The problem you are having now is why my formulas blew up so insanely. This is not an entry high-school math problem. This is a uni level-issue, hence why people are telling you to research online, and hence is why I'm calculating it on my classpad as we speak.

That's also why I've scrapped my initial idea to do it all step by step and am now just plugging it into the classpad and letting it rearrange it all for me.

UPDATE: It's been several minutes and the classpad is still thinking. That's probably telling how complex the problem is. Started the calculation 12:05 AWST (4:05 by the time this site uses), I'll update again when it's done...

After half an hour, my classpad finally spat out "No solution"

SOLUTION

Thanks for all the help anyway Technokid2000! I added some karma for ya I actually found a very elegant solution - it takes a mega just 20 ms (3 iterations to get within +/- 0.01) from when the function is called to when it comes up with an answer. I implemented something called the Newton method.

The actual proof behind this is a little bit tricky, but certainly a good read! I think you can still implement it without a full understanding of the inner workings though!

Some useful resources:
Paper

This requires a super basic understanding of partial derivatives and matrix algebra. Hopefully anyone else with a similar problem can benefit from this!

jremington - I am fully aware that this can be solved using other tools. I was specifically trying to get it to work on the Arduino because it is part of a much larger sketch where h and w are generated THEN this system needs to be solved. Doing this problem externally as you have done is not useful in this case.

If you want your work to be useful to anyone, post the code.

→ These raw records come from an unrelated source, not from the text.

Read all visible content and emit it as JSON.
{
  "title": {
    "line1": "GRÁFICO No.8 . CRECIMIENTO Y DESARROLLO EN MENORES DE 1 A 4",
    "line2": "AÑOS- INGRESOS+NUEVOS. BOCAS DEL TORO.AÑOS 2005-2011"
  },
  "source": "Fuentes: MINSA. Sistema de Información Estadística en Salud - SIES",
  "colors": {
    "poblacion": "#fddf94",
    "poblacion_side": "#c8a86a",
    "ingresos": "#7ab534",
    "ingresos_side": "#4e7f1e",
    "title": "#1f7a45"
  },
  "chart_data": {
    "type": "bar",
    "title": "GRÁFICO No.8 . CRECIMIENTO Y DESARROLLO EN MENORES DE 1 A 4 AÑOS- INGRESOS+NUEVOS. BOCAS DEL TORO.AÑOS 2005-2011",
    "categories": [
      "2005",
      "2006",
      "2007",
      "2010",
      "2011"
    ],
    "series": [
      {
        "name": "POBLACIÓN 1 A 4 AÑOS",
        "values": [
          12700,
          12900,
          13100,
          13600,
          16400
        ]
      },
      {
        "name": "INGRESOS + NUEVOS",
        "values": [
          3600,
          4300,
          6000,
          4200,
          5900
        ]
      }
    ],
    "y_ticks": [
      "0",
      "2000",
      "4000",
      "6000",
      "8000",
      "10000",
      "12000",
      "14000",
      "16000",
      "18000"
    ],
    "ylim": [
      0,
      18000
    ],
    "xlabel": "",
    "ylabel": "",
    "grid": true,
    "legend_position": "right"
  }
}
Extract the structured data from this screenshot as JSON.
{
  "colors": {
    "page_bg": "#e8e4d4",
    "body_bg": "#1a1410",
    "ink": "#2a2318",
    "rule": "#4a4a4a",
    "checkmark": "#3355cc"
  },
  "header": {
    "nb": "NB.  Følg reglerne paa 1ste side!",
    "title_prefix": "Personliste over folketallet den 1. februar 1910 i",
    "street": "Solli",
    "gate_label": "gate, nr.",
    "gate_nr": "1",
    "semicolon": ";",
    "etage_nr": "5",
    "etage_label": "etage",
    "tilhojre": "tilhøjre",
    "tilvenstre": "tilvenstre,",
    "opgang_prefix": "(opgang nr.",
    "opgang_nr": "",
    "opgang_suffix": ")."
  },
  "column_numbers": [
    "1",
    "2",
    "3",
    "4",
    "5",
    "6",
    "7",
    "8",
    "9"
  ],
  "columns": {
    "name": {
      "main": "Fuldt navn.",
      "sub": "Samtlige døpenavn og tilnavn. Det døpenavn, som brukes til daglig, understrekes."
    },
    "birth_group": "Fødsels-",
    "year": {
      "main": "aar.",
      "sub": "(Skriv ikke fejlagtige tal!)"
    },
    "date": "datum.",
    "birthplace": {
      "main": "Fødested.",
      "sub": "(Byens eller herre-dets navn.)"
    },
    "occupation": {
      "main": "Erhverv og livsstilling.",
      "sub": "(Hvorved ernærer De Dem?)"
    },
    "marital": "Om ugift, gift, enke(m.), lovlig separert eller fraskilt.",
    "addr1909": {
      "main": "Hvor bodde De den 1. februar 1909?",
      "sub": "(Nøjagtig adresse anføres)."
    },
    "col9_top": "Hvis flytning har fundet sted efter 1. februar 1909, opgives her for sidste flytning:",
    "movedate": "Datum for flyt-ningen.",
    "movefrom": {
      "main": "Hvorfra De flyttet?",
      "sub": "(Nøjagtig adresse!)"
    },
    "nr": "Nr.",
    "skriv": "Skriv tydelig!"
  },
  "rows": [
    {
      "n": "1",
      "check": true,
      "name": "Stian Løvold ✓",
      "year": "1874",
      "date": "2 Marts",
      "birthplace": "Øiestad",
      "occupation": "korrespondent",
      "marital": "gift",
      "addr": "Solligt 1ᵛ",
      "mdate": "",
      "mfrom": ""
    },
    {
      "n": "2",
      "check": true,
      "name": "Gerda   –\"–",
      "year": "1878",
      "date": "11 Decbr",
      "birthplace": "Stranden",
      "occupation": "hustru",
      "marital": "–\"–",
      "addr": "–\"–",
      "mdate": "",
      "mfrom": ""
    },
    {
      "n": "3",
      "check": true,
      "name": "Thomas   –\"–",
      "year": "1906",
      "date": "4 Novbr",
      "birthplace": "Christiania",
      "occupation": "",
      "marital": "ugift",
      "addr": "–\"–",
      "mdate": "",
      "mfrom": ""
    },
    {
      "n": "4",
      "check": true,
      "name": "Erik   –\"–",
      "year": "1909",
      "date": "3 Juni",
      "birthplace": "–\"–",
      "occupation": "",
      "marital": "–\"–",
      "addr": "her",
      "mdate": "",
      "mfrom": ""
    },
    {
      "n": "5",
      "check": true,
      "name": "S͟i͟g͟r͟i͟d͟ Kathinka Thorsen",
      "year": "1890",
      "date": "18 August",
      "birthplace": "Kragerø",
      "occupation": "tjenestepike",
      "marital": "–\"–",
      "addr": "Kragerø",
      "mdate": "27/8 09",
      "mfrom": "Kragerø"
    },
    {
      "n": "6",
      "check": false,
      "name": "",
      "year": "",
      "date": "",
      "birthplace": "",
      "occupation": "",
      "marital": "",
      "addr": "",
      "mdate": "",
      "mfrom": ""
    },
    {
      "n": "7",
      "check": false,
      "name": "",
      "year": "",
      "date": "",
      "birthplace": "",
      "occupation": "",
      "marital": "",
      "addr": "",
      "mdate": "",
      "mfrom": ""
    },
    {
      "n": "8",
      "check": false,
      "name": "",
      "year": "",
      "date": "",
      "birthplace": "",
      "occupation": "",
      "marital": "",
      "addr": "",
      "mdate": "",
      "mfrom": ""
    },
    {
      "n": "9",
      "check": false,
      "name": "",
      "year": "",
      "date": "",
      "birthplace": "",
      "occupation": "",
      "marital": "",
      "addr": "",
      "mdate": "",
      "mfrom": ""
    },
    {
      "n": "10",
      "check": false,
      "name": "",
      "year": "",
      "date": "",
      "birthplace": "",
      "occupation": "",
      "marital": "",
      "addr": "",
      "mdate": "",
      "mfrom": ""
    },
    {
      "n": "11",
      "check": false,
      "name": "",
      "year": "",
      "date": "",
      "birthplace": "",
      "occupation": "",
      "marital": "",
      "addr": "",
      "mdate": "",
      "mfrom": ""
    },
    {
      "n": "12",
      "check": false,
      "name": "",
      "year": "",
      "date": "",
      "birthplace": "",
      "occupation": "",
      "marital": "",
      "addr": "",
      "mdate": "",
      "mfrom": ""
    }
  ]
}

But Newton's method is around 400 years old, so no one should have significant difficulty reproducing it.

Sure, here is the code.

``````void sys(float h, float w){
int iterations = 3; //more iterations means more accurate answer
float A = 1.57; //current best guess
float B = 1.57;
float J11; //inverse Jacobian matrix values
float J12;
float J21;
float J22;
float F1; //solution to functions
float F2;

for(int i = 0; i < iterations; i++){
J11 =  sin(A - B)/(450*(cos(A)*sin(A - B) - cos(A - B)*sin(A))); //Populate jacobian matrix
J12 = -cos(A - B)/(450*(cos(A)*sin(A - B) - cos(A - B)*sin(A)));
J21 = -(9*sin(A) - 11*sin(A - B))/(4950*(cos(A)*sin(A - B) - cos(A - B)*sin(A)));
J22 = (9*cos(A) - 11*cos(A - B))/(4950*(cos(A)*sin(A - B) - cos(A - B)*sin(A)));
F1 = 450*sin(A) - 550*sin(A - B) - h;
F2 = 550*cos(A - B) - 450*cos(A) - w;
A = A - (J11*F1 + J12*F2);
B = B - (J21*F1 + J12*F2);
}
}
``````

It is clear that you know a lot more than others here, but your comments so far have been extremely sarcastic and condescending - there is no need for that. That being said, I would still like to thank you for looking into this and running the code in mathematica.